– Но в первую очередь вы покупаете моё молчание.
– В первую очередь, – с нажимом заявил Торндайк, – я прошу вас явиться ко мне сегодня в половине восьмого вечера. Если после этого вы увидите кого-то, кого вам захочется застрелить из вашего карманного револьвера, – это будет исключительно ваше дело.
Глава двадцать восьмая
Когда в тот же вечер Мерси подходила к особняку Торндайка, во всех его окнах горел свет. Дорожку, ведущую от улицы к парадному входу, обрамляли шипящие газовые фонари; вокруг каждого в тумане светился дрожащий «нимб». Большая группа джентльменов в чёрных пальто и цилиндрах как раз заходила в дом, хозяин тепло приветствовал их.
Торндайк заметил Мерси ещё в сутолоке прихожей и улыбнулся, бросив взгляд на её новое платье. На мгновение он и правда показался ей богатым дядюшкой, который рад видеть племянницу.
– Дорогая Мерси, ты явилась вовремя, – произнёс он, когда она оказалась перед ним в череде гостей. Конечно, теперь он должен был обращаться к ней по имени, чтобы соответствовать легенде, которую они придумали. Однако ответное обращение «дядя Эдвард» решительно не шло у неё с языка, и в конце концов она просто произнесла:
– Я бы не простила себе, если бы опоздала хоть на минуту.
В холле дворецкий и несколько лакеев разносили напитки гостям – по большей части седовласым джентльменам, которых в зале насчитывалось около двух десятков. Мерси осознала, что, кроме неё, женщин среди присутствующих не было. Она ощущала на себе любопытные взгляды, неодобрения в них тоже хватало.
– Сейчас вы думаете, – шепнул ей Торндайк, – что лучше вам было сюда не приходить.
– Я думаю, – возразила она, – что вы отлично знали, что меня здесь ожидает, и это не имело для вас ни малейшего значения.
– Ваши услуги будут должным образом вознаграждены, – заметил он, пожав плечами.
Торндайк представил Мерси некоторым из гостей, которые приветствовали её вежливо, но без особого энтузиазма, и быстро возвращались к своим беседам о плохих книгах и бездарных литераторах. Аура библиомантов была заметна лишь у немногих.
Полчаса спустя – к тому времени Мерси чуть не умерла со скуки – в зале один за другим появились двое молодых людей, примерно двадцати пяти лет от роду. Один из них был рассеянный, немного неуклюжий юноша с тёмно-русыми коротко подстриженными кудрявыми волосами. Он бегло улыбнулся ей – после она поняла, что улыбка предназначалась Торндайку, который незаметно подошёл и встал за её плечом.
– Персиваль Ферфакс, – тихо произнёс Торндайк возле самого её уха. – Многообещающий юноша с большим будущим, хорошими манерами и бойким пером.
На секунду Мерси показалось, что Торндайк хотел добавить ещё что-то, – несомненно, нечто призванное уравновесить его похвалу, в полном соответствии с его критической натурой, – однако радушный хозяин уже поспешил прочь, чтобы поприветствовать следующего гостя. Кажется, как раз к маркизу де Астараку.

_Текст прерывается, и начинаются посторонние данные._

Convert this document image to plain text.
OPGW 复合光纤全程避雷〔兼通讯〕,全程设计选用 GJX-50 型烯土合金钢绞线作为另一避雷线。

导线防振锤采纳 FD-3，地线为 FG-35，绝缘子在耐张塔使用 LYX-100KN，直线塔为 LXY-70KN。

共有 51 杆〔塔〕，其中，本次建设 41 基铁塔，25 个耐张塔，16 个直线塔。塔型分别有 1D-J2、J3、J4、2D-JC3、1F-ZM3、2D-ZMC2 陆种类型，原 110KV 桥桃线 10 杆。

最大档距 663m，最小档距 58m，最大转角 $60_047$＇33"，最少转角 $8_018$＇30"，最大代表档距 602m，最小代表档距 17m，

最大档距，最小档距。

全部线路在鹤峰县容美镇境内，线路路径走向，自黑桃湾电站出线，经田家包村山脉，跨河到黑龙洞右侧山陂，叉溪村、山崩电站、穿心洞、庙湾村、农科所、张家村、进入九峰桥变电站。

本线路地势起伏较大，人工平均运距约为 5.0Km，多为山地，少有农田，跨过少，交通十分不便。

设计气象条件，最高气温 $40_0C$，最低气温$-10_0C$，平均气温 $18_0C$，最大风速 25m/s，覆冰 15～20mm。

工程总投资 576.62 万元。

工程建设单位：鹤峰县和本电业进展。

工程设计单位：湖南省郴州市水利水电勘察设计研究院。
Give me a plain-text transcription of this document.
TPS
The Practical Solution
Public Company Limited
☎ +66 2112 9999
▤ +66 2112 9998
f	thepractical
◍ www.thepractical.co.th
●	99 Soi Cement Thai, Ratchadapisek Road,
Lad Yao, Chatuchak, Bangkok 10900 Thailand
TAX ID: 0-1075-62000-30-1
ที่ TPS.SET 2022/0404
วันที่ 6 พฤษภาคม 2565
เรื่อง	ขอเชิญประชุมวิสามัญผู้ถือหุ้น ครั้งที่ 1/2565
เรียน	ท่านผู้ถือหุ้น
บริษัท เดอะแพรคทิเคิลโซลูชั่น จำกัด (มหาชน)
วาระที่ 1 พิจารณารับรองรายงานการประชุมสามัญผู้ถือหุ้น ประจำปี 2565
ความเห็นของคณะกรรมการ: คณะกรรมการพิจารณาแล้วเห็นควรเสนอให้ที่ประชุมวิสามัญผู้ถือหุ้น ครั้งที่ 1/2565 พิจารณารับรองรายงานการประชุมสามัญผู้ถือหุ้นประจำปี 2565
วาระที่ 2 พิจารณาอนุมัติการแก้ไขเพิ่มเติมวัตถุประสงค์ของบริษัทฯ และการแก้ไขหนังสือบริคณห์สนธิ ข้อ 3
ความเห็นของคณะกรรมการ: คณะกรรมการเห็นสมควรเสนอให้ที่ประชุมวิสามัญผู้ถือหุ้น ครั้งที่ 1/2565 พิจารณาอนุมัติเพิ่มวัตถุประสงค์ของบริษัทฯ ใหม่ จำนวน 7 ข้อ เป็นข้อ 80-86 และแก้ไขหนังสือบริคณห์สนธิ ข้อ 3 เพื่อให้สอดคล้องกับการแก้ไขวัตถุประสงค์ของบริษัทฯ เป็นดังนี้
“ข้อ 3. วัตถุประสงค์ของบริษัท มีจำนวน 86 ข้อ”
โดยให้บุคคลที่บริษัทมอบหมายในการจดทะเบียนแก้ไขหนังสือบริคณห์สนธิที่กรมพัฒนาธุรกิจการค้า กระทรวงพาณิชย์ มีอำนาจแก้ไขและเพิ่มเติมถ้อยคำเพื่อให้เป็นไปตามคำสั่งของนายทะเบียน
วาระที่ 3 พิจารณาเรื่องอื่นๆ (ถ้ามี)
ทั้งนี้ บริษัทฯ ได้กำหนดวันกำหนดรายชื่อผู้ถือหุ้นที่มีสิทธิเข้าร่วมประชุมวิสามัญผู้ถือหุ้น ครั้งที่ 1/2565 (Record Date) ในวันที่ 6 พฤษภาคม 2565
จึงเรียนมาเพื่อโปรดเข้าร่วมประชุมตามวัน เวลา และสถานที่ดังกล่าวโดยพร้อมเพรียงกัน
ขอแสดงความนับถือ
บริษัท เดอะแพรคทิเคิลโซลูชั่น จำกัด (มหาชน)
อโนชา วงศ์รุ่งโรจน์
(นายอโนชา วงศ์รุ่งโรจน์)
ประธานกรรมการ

С этой минуты Мерси старалась не выпускать француза из поля зрения.
У Астарака был взгляд хищной птицы – мрачный и настороженный. Улыбка, игравшая на его губах, не мешала глазам сохранять серьёзность. Его причёска не соответствовала моде: чёрные волосы выглядели слишком длинными, пряди падали на лицо, свешиваясь вдоль щёк. Он вежливо приветствовал других членов Ложи, находя почти для каждого пару приветливых слов: зачастую это были комплименты по поводу последних публикаций в солидной прессе. Мерси он, по-видимому, игнорировал – возможно, потому, что его окончательное вступление в Ложу хорошего вкуса зависело не от неё. Слушая на расстоянии его реплики, она с удивлением заметила, что его английский был безупречен, а его голос невозможно спутать ни с каким другим.
– Он говорит на полудюжине языков без какого-либо французского акцента, – произнёс кто-то, стоявший за плечом Мерси. Его аура библиоманта защекотала ей кожу. Мерси обернулась: человек с полупоклоном улыбнулся: – Персиваль Ферфакс. Только не вздумайте называть меня Перси.
Вблизи молодой человек не казался таким уж юным, и неуклюжесть тоже куда-то подевалась.
– Готов поспорить, – продолжал Ферфакс, – в этом обществе вы чувствуете себя настолько же не в своей тарелке, как и я сам. Честное слово, если я ещё хоть раз услышу от кого-то из этих господ о том, что последняя книга, которую им пришлось прочесть, несомненно, является худшим образцом литературы последних лет, я разобью свой бокал из-под шампанского и вскрою себе вены.